26 septembre- Itinéraire parisien

Aujourd’hui, je vais vous parler de mon trajet quotidien et ça va être passionnant. Montez derrière moi, le nez au vent, cramponnez-vous à moi...
Pour me rendre au travail, je traverse trois galaxies et chaque matin je me dis, c'est loooooin... alors attention, essayez de visualiser.
Première galaxie, boulevard Voltaire, République, Rue de Turbigo. Dans cette galaxie, je navigue aisément car le boulevard Voltaire je le connais bien, l’emprunte à toute saison, à toute heure de la journée ou de la nuit. Le matin, le boulevard Voltaire ressemble à la prose de son auteur : automobilistes un peu agressifs mais en file indienne aisément contournable, l’église Saint-Ambroise m’arrête chaque fois à son feu; au départ le boulevard paraît long et encombré, mais en fait on l’enfile facilement, un petit coup de roue à gauche, un autre à droite en pied de nez. A République, c’est le tourniquet mais j'ai la priorité. A partir d’Arts et Métiers, ça commence à se corser, mais rien de neuf : du monde, des cafés, des boulangeries, des gens qui traversent, je suis toujours chez moi, dans ma galaxie. C’est alors qu’arrive… le tunnel des Halles. Ce tunnel, c'est une métaphore alambiquée et glissante. Passage d’une galaxie à l’autre. Souvenirs de l’avoir traversé tant de fois avec Cédric: je l’aimais bien alors parce que je n’avais pas peur, parce que lorsqu’il pleuvait ou faisait froid, ce tunnel c’était l’accalmie. Aujourd’hui, ce tunnel c’est pour moi quatre virages casse-gueule, mes mains qui se crispent sur les poignées du scooter dès que j’y entre. Lorsqu’il pleut, je me souviens de Cédric m'expliquant la dangerosité de ce tunnel en chaussée mouillée. Il ne faut pas m'expliquer parce que je risque alors de comprendre, de prendre conscience et donc... d'avoir peur. Dans le même temps, ce tunnel je l’aime car il réchauffe toujours et, passé le quatrième virage, s’amorce une grande montée à grimper à toute vitesse pour déboucher sur…. la seconde galaxie.

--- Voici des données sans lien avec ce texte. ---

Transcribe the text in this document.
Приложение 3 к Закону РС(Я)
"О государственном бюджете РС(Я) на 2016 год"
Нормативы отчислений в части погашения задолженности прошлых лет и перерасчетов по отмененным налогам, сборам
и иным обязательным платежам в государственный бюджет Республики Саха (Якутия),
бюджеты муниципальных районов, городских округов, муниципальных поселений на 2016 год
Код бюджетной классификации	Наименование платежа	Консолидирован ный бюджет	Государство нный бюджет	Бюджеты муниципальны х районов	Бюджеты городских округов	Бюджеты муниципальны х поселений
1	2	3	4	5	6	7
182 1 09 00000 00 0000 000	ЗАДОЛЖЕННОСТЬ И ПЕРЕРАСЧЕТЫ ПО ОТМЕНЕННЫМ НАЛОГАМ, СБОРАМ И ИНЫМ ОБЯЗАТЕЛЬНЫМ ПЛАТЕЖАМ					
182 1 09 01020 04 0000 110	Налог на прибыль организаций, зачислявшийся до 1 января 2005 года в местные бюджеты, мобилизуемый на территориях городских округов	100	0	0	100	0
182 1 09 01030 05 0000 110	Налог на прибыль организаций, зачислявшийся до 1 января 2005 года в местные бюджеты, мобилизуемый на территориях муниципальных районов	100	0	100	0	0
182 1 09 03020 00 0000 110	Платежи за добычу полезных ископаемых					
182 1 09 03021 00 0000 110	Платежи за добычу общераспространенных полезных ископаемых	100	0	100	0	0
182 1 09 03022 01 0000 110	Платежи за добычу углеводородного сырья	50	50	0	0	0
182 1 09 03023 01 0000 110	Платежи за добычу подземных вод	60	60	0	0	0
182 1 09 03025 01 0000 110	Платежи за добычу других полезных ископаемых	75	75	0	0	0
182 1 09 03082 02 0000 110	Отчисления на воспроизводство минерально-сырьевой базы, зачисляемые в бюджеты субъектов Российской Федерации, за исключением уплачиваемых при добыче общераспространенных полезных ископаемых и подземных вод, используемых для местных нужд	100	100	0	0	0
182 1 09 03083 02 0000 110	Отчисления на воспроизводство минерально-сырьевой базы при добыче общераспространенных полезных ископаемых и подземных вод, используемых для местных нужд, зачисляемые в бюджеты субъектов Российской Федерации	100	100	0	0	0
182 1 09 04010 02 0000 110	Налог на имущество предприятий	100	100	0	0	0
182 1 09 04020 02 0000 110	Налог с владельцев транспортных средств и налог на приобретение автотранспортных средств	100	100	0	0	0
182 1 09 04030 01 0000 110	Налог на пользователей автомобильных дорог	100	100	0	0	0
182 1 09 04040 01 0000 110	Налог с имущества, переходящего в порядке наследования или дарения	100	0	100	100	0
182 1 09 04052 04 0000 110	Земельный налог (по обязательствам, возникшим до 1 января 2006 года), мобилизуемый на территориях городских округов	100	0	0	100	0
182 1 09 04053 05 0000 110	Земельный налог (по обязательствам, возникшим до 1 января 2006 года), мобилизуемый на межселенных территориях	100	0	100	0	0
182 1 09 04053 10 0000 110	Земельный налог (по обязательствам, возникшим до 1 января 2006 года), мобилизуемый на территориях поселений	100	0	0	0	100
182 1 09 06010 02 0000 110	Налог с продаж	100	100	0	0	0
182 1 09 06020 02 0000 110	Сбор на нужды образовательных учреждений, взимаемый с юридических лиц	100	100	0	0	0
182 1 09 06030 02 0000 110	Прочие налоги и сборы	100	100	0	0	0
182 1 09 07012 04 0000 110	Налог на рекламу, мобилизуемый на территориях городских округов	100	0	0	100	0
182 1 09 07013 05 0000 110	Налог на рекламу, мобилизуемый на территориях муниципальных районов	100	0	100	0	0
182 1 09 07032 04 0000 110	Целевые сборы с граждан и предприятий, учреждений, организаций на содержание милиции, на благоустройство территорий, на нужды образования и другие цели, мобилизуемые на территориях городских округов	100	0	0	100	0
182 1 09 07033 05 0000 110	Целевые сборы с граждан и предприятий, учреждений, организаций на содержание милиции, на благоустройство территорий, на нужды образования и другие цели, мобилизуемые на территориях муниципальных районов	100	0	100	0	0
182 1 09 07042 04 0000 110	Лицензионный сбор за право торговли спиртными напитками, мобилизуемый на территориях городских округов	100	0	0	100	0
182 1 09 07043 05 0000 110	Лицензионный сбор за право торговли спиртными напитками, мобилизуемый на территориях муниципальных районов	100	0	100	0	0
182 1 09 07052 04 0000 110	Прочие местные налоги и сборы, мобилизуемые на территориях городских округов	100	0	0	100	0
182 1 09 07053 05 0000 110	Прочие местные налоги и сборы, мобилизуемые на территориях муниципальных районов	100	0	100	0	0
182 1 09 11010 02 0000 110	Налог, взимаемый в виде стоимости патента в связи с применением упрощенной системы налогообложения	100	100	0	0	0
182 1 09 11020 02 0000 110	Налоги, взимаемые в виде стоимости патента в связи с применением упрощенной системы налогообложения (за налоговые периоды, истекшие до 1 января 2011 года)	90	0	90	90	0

Dans cette galaxie, des mois durant, il était toujours la même heure. Invariablement et jusqu'à cette rentrée (cf. blog du 2 septembre), l’horloge du Pont Neuf indiquait trois heures moins vingt : du soir, du matin ? mystère… Peut-être l'horloge s'est-elle arrêtée en même temps que La Samaritaine? Dans cette galaxie, on entre sur des pavés, on traverse un pont et c’est beau, c’est un voyage. Le soleil se lève sur Notre-Dame. Le Pont Neuf est moment de répit avant la bataille rangée du Quai Conti puis du Quai Voltaire. Plus de boutiques, plus de passants, plus de gens, seulement des automobilistes, pressés, énervés, c’est la guerre ! Ca déboîte, ça klaxonne, ça s’énerve, ça pique des coups d’accélérateur ; il y a des voitures, des vélos, des scooters, des policiers, des bus, des cars de militaires, le camion des pompiers : c’est l’anarchie sociale. Tout rentre dans l’ordre lorsque se profile l’entrée des voies sur berge Rive Gauche, hop, on s’engage, on se suit, on longe la Seine, bleue, verte, scintillante ou grise. Les péniches sommeillent, les bateaux de cargaison remontent le cours paresseusement, pas très bien réveillés. Passer le pont de la Concorde, apercevoir la coque en libellule du Grand Palais, puis s’impose le Pont Alexandre III, ses deux femmes qui regardent couler l’eau, passer les bateaux, les heures et le temps, le vert de la rambarde, rehaussé de dorures. Je sors là. Traverse le pont. Troisième galaxie.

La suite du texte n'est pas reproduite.